Le 30 octobre 2024, l’Assemblée nationale nigériane a adopté le Projet de loi sur la prévention, la prohibition et la réparation du harcèlement sexuel dans les établissements d’enseignement supérieur, conçu pour lutter contre le harcèlement sexuel dans ces institutions, y compris les universités. Selon ce projet de loi, toute personne reconnue coupable de harcèlement sexuel pourrait encourir jusqu’à 14 ans de prison, tandis que les dirigeants d’établissements qui ne traiteraient pas correctement les plaintes pourraient risquer 5 ans de prison ou une amende de 5 millions de nairas (plus de 3 000 $). Bien que ce projet de loi ait été présenté en 2016, puis à nouveau en 2019, il n’a toujours pas été promulgué. En 2023, avec l’arrivée d’un nouveau président, le texte atterrit sur le bureau du Président Bola Tinubu, mais, deux ans plus tard, il reste toujours en attente de signature.
Gender Mobile Initiative a joué un rôle clé dans la promotion de ce projet de loi et a demandé au président Tinubu de le signer pour qu’il entre en vigueur.
« Un tel cadre va véritablement transformer la culture et l’ambiance des espaces d’apprentissage, à travers la mise en place de protections juridiques pour les survivantes, le signalement obligatoire et une réelle responsabilisation des institutions », estime Ogunrotimi. « Cela offre une approche proactive pour prévenir le harcèlement sexuel, permet aux individus d’agir, et garantit que la sûreté, la dignité et les droits des femmes et des filles soient sauvegardés, protégés et assurés. »
Pour soutenir cette initiative, Gender Mobile Initiative a lancé une campagne nationale intitulée « Donate a Pen to Mr President ». Celle-ci a mobilisé des étudiants d’universités à travers tout le Nigeria, invités à donner symboliquement leur stylo au président Bola Tinubu afin de l’inciter à promulguer rapidement le projet de loi.
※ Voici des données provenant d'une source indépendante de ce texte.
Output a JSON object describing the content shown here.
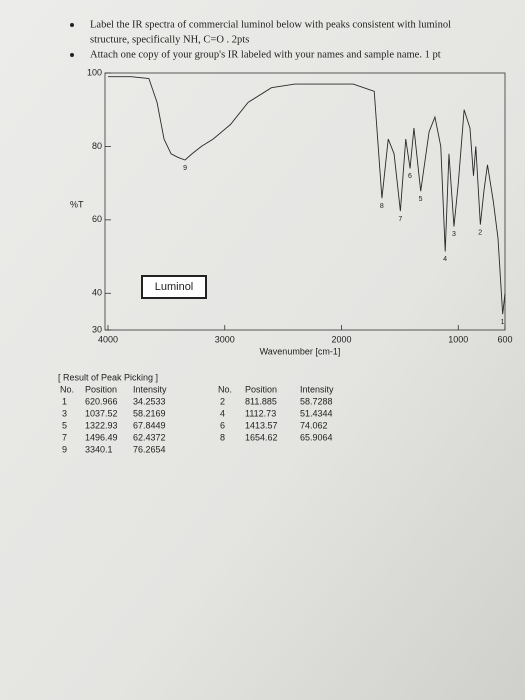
{
  "instructions": [
    "Label the IR spectra of commercial luminol below with peaks consistent with luminol",
    "structure, specifically NH, C=O . 2pts",
    "Attach one copy of your group's IR labeled with your names and sample name. 1 pt"
  ],
  "chart_data": {
    "type": "line",
    "y_label": "%T",
    "x_label": "Wavenumber [cm-1]",
    "annotation": "Luminol",
    "xlim": [
      4000,
      600
    ],
    "xticks": [
      4000,
      3000,
      2000,
      1000,
      600
    ],
    "ylim": [
      30,
      100
    ],
    "yticks": [
      30,
      40,
      60,
      80,
      100
    ],
    "x": [
      4000,
      3800,
      3650,
      3580,
      3520,
      3460,
      3400,
      3340,
      3280,
      3200,
      3100,
      2950,
      2800,
      2600,
      2400,
      2200,
      1900,
      1720,
      1654,
      1600,
      1550,
      1496,
      1450,
      1413,
      1380,
      1322,
      1250,
      1200,
      1150,
      1112,
      1080,
      1037,
      1000,
      950,
      900,
      870,
      850,
      811,
      780,
      750,
      700,
      660,
      620,
      600
    ],
    "series": [
      {
        "color": "#2a2a2a",
        "values": [
          99,
          99,
          98.5,
          92,
          82,
          78,
          77,
          76.3,
          78,
          80,
          82,
          86,
          92,
          96,
          97,
          97,
          97,
          95,
          65.9,
          82,
          78,
          62.4,
          82,
          74,
          85,
          67.8,
          84,
          88,
          80,
          51.4,
          78,
          58.2,
          70,
          90,
          85,
          72,
          80,
          58.7,
          68,
          75,
          65,
          55,
          34.3,
          40
        ]
      }
    ],
    "peaks": {
      "labels": [
        "1",
        "2",
        "3",
        "4",
        "5",
        "6",
        "7",
        "8",
        "9"
      ],
      "x": [
        620.966,
        811.885,
        1037.52,
        1112.73,
        1322.93,
        1413.57,
        1496.49,
        1654.62,
        3340.1
      ],
      "y": [
        34.2533,
        58.7288,
        58.2169,
        51.4344,
        67.8449,
        74.062,
        62.4372,
        65.9064,
        76.2654
      ]
    }
  },
  "peak_table": {
    "title": "[ Result of Peak Picking ]",
    "columns": [
      "No.",
      "Position",
      "Intensity"
    ],
    "left": [
      [
        "1",
        "620.966",
        "34.2533"
      ],
      [
        "3",
        "1037.52",
        "58.2169"
      ],
      [
        "5",
        "1322.93",
        "67.8449"
      ],
      [
        "7",
        "1496.49",
        "62.4372"
      ],
      [
        "9",
        "3340.1",
        "76.2654"
      ]
    ],
    "right": [
      [
        "2",
        "811.885",
        "58.7288"
      ],
      [
        "4",
        "1112.73",
        "51.4344"
      ],
      [
        "6",
        "1413.57",
        "74.062"
      ],
      [
        "8",
        "1654.62",
        "65.9064"
      ]
    ]
  }
}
L’adoption de ce texte est cruciale pour garantir une protection juridique aux étudiants de l’enseignement supérieur face au harcèlement sexuel.
Revenant sur l’obtention du Global Citizen Prize 2025, Ogunrotimi décrit cette distinction comme une reconnaissance du travail mené par son organisation et de son engagement face à l’urgence des violences fondées sur le genre.
« Ce prix va nous permettre d’amplifier notre impact et de mobiliser davantage de soutien autour de nos actions », confie-t-elle à Global Citizen. « À mes yeux, cette récompense valide mon engagement et mon leadership, mais je ne suis rien sans mon équipe : ce prix leur revient aussi. »
Alors qu’Ogunrotimi poursuit son combat contre les violences basées sur le genre au Nigeria, son histoire montre à quel point la résilience, le plaidoyer et l’action collective peuvent changer les choses. Le chemin vers l’égalité des genres reste difficile, mais grâce à des voix comme la sienne, le changement est en marche.